Once the insured is confirmed, look for the Insuring Agreement.  This portion of the policy promises to make payment to, or on behalf of, the insured.  Often insurance agreements outline a broad scope of coverage, which is then narrowed by exclusions and definitions, so it is important to read this portion once you have determined who the insured is. On property policies, this is on the first page of the coverage form under Subtitle A “Coverage.” On liability policies, this is on the first page of the coverage form under Subtitle 1 “Insuring Agreement.”

The next step is to review the exclusions to see if any apply. On property policies, the exclusions will be on the “Cause of Loss Form,” which is a separate form, generally found behind the coverage form. There are three types of Cause of Loss Forms:  Basic, Broad and Special. Basic and Broad forms specify perils for coverage, while Special forms exclude perils from coverage (all other perils not excluded are covered). The Special form offers the most comprehensive coverage and should always be chosen. On general liability policies, the exclusions will be listed within the coverage form under Subtitle 2 “Exclusions.” It is important to note that any word in quotations has a specific definition and those definitions can be found at the end of the coverage form.

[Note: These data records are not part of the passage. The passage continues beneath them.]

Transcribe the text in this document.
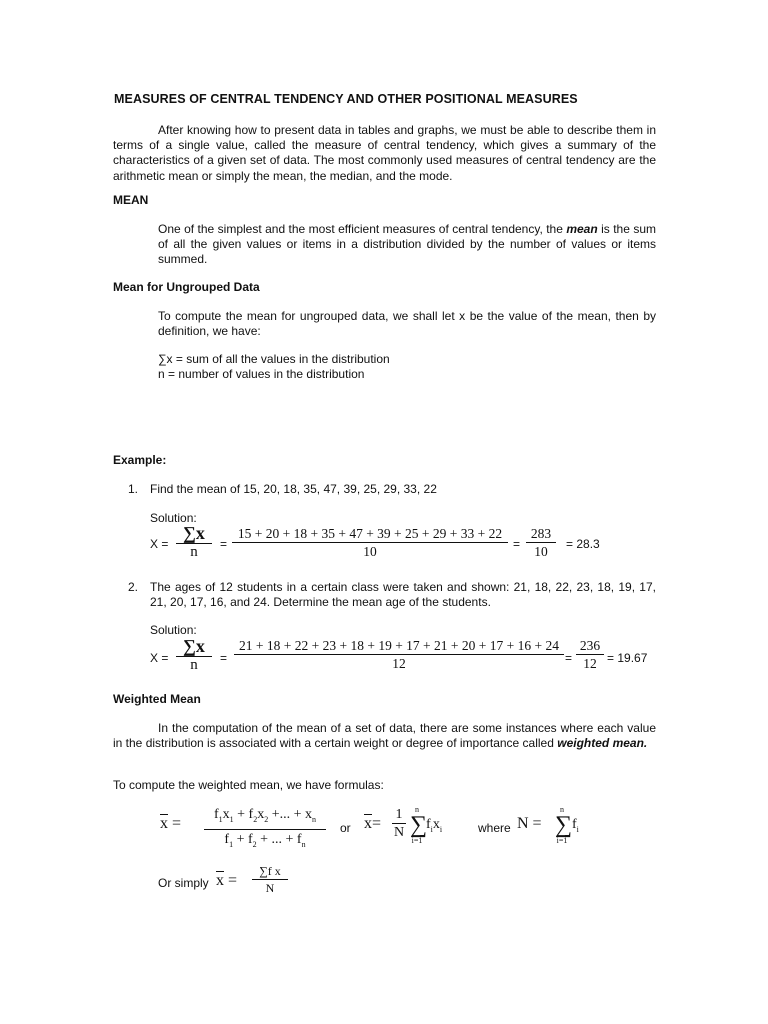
MEASURES OF CENTRAL TENDENCY AND OTHER POSITIONAL MEASURES
After knowing how to present data in tables and graphs, we must be able to describe them in terms of a single value, called the measure of central tendency, which gives a summary of the characteristics of a given set of data. The most commonly used measures of central tendency are the arithmetic mean or simply the mean, the median, and the mode.
MEAN
One of the simplest and the most efficient measures of central tendency, the mean is the sum of all the given values or items in a distribution divided by the number of values or items summed.
Mean for Ungrouped Data
To compute the mean for ungrouped data, we shall let x be the value of the mean, then by definition, we have:
∑x = sum of all the values in the distribution
n = number of values in the distribution
Example:
1. Find the mean of 15, 20, 18, 35, 47, 39, 25, 29, 33, 22
Solution:
X =
∑x
n	=
15 + 20 + 18 + 35 + 47 + 39 + 25 + 29 + 33 + 22
10	=
283
10	= 28.3
2. The ages of 12 students in a certain class were taken and shown: 21, 18, 22, 23, 18, 19, 17, 21, 20, 17, 16, and 24. Determine the mean age of the students.
Solution:
X =
∑x
n	=
21 + 18 + 22 + 23 + 18 + 19 + 17 + 21 + 20 + 17 + 16 + 24
12	=
236
12 = 19.67
Weighted Mean
In the computation of the mean of a set of data, there are some instances where each value in the distribution is associated with a certain weight or degree of importance called weighted mean.
To compute the weighted mean, we have formulas:
$\overline{x}$ =
$f_1x_1 + f_2x_2$ +... + $x_n$
$f_1 + f_2$ + ... + $f_n$
or $\overline{x}=$
1
N
n
∑
i=1
$f_ix_i$	where N =
n
∑
i=1
$f_i$
Or simply $\overline{x}$ =
∑f x
N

After carriers outline exclusions, they often provide exceptions to those exclusions. These can be found in the same area as the exclusions, but often aren’t labeled as it is easier for the carrier to give coverage back by exception, than delete coverage using a long list of exclusions. This also allows carriers to control the amount of coverage they are willing to offer.

Next are the Endorsements. Endorsements change the policy, meaning they can take away or add coverage to your current policy. After determining who the insured is, reading the insuring agreement, looking at the exclusions and sifting through the endorsements, you should have a better idea of what the insurance company intends to cover.